Unifying manycore and FPGA processing with the RUSH architecture

Because of the constraints of space computing, the set of available processing technologies is limited. Conventionally, designers have had to choose from programmable rad-hard processors and fixed ASIC solutions. FPGAs provide significantly better power-performance efficiency than general purpose processors, but are more costly to program and are less flexible. For terrestrial applications, manycore processors have been adopted for a class of applications where both performance and flexible programmability are important metrics. Maestro, the first rad-hard manycore processor, has the potential to enable new capabilities for space computation. However, for many applications, certain timing-critical tasks still require the performance efficiency of an FPGA co-processor. Moreover, integrating such heterogeneous systems is challenging because the individual processing substrates have differing internal programming models.
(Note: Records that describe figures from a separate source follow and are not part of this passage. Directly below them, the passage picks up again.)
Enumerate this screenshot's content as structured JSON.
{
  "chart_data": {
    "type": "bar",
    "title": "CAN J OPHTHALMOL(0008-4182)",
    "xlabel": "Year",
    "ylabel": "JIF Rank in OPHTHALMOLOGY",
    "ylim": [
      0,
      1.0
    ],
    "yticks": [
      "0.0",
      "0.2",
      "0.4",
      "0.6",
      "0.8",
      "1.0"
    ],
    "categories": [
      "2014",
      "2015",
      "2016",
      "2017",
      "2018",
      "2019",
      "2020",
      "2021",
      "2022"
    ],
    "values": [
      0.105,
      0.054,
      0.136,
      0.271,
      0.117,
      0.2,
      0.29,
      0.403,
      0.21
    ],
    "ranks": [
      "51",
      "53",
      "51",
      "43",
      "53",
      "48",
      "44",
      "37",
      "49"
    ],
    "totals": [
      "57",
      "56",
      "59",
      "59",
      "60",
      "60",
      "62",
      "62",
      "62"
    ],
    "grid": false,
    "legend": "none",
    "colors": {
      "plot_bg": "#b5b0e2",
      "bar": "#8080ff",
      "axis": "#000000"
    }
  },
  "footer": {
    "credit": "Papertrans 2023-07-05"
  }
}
As a result, data sharing and dynamic workload scheduling across heterogeneous architectures are often suboptimal and hindered by poor scalability. The Rad-hard Unified Scalable Heterogeneous (RUSH) architecture is a heterogeneous processing platform with both a manycore chip and an FPGA. RUSH provides a unified programming model across both chips to allow for rapid development of scalable and efficient implementations. This paper overviews RUSH's technical approach and presents an example application: a WiMAX radio transceiver.